Saturday, 19 October 2013

Breast cancer? Not me, Im not having it.

Eight years and eight months ago I went to visit a mobile mammogram unit parked on the car park of my local clinic by invitation of the NHS. My 50th birthday was 6 months away, and it is a routine invitation when a woman reaches her half century. Little did I know what was to come, if I had realised I may have run the other way and buried my head in the sand. Thank God I didn't know, I didn't want to go for the appointment, I didn't think anything was wrong with me, but looking back I now realise I had classic symptoms, though I had not realised they were symptoms, I wish I had been more aware, perhaps I could have avoided the aggressive chemo, the radiotherapy with subsequent painful burning of the skin beneath my breast, the hair loss, the spread to three lymph nodes. I did not realise the dimpling, orange peel skin was a sign of breast cancer, or maybe I was too scared to question it. Even the word, cancer, has always made me feel afraid, the thought of being cut open to remove the offending cancerous tumour has always frightened me. We even booked a holiday straight after the mammogram, not knowing the trauma to come the following week. When the letter arrived on the Saturday morning, having had the test just three days before, I knew straight away, you don't get results that fast unless there is a problem. My heart was in my mouth when I saw that my appointment was for Tuesday 8th February, just three days hence. I cried. I rang my husband at work and cried. I was frightened, disbelieving, shaky, petrified. He tried to tell me not to worry but how can you not? 

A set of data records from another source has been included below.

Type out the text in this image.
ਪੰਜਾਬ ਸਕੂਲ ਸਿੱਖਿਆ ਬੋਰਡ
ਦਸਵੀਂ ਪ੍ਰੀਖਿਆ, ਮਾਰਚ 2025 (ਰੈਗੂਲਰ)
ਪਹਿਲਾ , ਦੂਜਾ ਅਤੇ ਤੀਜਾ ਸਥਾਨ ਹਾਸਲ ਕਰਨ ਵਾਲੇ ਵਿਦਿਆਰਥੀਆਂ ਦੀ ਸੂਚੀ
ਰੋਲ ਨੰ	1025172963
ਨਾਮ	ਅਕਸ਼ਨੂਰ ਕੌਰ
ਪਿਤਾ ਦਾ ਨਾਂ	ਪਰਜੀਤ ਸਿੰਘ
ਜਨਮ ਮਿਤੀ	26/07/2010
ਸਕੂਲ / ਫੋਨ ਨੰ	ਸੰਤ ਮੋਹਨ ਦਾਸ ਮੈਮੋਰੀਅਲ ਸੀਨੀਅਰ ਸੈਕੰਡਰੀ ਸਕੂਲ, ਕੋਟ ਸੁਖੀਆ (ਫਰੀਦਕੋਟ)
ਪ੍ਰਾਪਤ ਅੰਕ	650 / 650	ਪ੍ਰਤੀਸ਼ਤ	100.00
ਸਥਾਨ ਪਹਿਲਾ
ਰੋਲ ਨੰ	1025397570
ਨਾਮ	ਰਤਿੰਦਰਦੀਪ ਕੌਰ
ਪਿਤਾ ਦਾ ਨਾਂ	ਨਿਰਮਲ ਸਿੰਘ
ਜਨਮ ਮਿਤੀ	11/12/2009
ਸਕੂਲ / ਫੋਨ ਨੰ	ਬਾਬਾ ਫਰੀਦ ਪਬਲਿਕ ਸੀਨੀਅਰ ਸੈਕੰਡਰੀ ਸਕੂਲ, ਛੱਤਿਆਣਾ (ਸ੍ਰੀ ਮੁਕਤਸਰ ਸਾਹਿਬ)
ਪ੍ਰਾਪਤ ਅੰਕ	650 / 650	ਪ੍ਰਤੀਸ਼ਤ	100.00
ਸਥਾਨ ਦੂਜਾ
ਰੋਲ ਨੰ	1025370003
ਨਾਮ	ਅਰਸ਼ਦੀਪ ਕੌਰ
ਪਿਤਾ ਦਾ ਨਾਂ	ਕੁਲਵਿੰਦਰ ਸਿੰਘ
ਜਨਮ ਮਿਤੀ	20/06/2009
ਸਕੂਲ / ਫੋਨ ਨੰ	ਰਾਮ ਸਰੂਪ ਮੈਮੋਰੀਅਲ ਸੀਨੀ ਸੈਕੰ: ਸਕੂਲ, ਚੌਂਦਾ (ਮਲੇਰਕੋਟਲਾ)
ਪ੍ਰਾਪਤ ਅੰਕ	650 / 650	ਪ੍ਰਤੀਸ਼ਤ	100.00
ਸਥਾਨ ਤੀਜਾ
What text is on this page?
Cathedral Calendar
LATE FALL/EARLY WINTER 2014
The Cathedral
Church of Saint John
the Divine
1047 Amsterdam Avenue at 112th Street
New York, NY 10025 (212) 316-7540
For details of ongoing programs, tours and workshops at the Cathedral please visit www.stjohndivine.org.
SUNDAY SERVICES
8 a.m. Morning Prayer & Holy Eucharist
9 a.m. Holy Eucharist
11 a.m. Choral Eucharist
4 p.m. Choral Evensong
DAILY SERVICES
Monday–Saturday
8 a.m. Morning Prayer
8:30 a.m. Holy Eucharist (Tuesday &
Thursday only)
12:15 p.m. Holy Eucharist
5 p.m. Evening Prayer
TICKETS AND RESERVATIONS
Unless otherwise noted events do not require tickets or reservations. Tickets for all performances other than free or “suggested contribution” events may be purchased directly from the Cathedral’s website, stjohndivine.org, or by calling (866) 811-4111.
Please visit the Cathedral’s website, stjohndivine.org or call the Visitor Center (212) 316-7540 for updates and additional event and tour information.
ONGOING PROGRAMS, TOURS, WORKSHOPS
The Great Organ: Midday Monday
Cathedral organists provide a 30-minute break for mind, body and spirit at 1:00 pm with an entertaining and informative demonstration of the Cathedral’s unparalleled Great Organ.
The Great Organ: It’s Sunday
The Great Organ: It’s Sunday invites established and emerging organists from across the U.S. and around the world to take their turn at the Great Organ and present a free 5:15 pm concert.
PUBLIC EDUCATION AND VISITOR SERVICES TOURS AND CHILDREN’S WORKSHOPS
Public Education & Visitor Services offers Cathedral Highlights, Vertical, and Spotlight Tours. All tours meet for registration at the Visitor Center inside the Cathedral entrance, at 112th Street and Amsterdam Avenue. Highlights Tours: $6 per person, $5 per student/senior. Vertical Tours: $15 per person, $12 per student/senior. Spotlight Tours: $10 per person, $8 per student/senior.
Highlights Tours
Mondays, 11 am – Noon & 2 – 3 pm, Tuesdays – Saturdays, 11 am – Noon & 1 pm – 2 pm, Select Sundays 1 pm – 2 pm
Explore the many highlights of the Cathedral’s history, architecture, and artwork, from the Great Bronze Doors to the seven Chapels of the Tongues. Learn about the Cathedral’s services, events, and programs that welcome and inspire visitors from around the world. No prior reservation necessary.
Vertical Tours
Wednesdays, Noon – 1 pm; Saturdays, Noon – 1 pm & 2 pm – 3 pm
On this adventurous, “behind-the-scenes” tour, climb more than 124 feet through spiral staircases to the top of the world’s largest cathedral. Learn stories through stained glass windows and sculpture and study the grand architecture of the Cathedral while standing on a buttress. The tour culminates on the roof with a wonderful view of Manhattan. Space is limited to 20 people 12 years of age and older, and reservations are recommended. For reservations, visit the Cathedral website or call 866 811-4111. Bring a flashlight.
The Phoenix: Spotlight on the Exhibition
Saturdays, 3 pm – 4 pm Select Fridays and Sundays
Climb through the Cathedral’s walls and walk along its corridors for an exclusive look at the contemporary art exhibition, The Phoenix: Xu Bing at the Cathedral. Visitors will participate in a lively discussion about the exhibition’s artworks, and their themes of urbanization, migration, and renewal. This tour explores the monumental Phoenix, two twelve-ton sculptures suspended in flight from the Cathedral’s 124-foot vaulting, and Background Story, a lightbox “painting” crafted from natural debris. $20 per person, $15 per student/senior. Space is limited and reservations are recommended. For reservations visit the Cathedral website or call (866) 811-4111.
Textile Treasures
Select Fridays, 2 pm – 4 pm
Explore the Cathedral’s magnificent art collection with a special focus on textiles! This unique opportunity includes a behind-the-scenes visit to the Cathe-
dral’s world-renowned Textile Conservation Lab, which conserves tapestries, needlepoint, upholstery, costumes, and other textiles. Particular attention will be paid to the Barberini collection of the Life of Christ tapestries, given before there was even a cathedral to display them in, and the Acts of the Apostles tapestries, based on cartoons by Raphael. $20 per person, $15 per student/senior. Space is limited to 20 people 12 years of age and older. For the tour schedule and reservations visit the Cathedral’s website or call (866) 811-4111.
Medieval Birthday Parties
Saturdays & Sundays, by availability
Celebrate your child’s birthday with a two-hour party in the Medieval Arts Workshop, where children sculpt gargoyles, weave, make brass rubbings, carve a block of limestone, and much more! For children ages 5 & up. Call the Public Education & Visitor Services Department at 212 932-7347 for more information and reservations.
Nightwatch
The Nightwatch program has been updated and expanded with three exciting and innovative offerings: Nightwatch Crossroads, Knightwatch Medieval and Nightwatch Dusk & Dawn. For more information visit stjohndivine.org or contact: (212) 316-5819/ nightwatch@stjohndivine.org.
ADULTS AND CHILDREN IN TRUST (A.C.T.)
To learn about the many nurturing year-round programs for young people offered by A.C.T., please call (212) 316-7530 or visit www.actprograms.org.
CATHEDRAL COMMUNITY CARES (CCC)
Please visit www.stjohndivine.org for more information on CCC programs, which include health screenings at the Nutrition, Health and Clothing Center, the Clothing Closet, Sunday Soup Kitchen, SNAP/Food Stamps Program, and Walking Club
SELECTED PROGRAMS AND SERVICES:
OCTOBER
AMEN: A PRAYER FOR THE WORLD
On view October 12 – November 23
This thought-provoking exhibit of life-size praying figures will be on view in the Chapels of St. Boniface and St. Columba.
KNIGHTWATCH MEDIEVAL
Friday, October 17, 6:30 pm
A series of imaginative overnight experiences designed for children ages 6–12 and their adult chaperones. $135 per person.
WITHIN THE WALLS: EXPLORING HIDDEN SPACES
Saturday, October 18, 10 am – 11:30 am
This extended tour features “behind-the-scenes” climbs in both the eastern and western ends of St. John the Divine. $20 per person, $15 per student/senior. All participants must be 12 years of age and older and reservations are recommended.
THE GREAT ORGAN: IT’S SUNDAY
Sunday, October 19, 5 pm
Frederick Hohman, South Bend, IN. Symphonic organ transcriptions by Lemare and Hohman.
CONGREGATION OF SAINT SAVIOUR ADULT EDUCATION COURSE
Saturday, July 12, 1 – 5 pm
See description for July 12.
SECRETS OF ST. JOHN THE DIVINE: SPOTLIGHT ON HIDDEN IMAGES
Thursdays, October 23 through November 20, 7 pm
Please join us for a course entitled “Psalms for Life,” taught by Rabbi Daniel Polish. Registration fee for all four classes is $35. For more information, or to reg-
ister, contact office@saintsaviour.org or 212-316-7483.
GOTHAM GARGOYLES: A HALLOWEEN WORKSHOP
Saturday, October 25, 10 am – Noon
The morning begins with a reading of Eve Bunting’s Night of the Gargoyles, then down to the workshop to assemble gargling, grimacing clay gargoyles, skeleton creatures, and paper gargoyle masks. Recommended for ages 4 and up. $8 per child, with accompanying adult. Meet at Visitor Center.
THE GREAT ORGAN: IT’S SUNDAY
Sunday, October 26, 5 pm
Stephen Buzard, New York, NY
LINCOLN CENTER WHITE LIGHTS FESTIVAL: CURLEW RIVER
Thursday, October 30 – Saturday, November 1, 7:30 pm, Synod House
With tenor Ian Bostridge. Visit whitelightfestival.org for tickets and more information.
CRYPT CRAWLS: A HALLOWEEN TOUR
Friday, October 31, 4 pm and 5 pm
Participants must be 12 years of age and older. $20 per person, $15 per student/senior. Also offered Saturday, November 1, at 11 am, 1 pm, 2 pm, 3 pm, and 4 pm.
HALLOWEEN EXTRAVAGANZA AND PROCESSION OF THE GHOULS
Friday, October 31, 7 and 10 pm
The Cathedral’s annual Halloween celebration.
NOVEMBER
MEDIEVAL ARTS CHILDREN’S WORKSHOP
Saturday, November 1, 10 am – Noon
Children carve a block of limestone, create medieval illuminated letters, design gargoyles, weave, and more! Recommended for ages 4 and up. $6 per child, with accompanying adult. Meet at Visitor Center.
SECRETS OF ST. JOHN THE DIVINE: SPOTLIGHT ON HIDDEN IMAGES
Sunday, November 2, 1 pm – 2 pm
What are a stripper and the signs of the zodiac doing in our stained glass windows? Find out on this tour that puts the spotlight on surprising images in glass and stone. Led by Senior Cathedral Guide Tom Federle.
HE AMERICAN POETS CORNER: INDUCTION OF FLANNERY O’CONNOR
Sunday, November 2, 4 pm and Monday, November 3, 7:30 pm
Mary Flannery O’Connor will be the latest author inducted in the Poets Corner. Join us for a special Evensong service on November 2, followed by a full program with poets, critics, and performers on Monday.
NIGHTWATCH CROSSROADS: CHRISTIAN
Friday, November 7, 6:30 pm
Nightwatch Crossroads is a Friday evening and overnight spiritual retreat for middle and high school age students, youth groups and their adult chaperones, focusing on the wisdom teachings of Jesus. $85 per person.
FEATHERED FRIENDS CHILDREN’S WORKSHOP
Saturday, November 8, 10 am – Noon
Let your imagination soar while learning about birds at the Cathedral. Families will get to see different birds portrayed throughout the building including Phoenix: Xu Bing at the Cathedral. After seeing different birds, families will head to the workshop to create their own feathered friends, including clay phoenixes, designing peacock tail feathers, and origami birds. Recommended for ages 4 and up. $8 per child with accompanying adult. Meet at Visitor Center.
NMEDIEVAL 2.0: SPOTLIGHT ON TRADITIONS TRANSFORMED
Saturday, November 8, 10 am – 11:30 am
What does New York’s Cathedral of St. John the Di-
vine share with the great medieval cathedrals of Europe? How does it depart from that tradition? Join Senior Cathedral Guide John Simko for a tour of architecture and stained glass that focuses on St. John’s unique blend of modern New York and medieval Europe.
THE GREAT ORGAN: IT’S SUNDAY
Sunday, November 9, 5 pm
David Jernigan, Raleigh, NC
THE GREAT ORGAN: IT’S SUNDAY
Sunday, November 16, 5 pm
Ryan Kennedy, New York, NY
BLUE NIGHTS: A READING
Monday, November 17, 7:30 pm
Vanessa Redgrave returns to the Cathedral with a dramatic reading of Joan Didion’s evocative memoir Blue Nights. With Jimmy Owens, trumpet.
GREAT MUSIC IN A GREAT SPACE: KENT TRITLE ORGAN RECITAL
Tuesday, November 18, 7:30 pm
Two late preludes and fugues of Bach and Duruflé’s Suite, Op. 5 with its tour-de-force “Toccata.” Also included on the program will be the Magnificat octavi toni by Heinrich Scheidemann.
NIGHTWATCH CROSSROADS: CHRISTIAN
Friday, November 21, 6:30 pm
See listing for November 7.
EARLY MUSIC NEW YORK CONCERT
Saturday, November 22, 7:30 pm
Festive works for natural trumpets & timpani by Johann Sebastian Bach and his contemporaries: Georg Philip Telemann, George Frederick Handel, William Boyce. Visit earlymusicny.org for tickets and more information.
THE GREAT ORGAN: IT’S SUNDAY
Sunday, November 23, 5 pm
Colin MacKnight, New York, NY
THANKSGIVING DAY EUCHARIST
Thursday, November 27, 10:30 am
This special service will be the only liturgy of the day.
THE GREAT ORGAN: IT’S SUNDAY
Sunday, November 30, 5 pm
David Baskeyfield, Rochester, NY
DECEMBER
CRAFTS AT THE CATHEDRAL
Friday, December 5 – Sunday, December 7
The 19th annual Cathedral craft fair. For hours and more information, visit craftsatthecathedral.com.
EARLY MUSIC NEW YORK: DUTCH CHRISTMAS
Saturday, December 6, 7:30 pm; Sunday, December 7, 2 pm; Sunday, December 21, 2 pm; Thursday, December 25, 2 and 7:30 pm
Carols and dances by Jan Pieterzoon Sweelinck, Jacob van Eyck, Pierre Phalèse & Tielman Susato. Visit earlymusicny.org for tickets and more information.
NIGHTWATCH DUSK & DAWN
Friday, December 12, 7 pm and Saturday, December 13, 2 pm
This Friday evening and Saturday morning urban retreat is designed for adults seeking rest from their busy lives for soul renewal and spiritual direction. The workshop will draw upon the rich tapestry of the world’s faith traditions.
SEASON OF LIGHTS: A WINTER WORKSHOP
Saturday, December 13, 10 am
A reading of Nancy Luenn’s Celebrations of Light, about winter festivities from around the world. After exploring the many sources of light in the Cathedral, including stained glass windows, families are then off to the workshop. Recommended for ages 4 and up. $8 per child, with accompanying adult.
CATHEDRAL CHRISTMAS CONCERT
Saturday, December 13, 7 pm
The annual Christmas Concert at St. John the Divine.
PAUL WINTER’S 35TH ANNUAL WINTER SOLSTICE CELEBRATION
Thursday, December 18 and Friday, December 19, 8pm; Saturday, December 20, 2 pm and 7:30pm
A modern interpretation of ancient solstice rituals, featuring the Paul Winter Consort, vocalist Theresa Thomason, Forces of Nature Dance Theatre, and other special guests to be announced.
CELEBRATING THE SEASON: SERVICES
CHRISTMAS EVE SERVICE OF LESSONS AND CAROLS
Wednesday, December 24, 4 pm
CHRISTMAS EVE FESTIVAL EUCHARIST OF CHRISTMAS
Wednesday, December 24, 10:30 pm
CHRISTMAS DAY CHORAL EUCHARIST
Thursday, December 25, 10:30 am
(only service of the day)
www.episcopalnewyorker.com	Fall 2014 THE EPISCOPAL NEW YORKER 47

They were lovely at the clinic, they had been waiting for me to arrive it was obvious, as soon as I handed in my letter at reception we were seated in another area, the breast care nurse came out to me, took me into a room for biopsy, explained what would happen, I was talked through the procedure, the radiologist showed me the tumour on the screen, told me it was calcified, an indication of cancer, he confirmed it was most likely to be cancer but await the results. Shell shocked I walked shakily towards my husband, then I had to tell him I might have cancer, it was bad, really bad. He didn't seem to take it in, probably didn't want to, told me it might not be, wait for the results. The results would be ready the next day.
It was cancer, at first they told me grade one, after my operation and the tumour was tested in the lab, grade 3, stage 3, fast growing and aggressive. I had to fight.
I won't say chemo was okay, it wasn't. I was very sick that first time, for five days. The second time was more manageable, the oncologist doubled my anti sickness meds. My hair fell out three weeks after the first chemo session, they gave me a wig, I preferred a more comfy scarf. At least I didn't need to wash and style my hair, something I've never mastered, I just pulled it on to my head.
Chemo is given in various ways, the first few sessions an iv into the back of my hand, drugs slowly fed in by a nurse. The latter sessions of chemo were drip feed again by iv, over an hour maybe. The nurses were fantastic.
Radiotherapy is painless but it can burn the skin and being a larger lady friction under the breast burst blisters which proved painful.
I had herceptin too, having found when my treatments had finished that I was HER 2 positive, again by iv drip.
Now I take hormones and visit my surgeon and oncologist once a year. I'm still here against all odds, if the mammogram had not detected the tumour when it did it may have been a different story.
Eight years and eight months later I am ALIVE!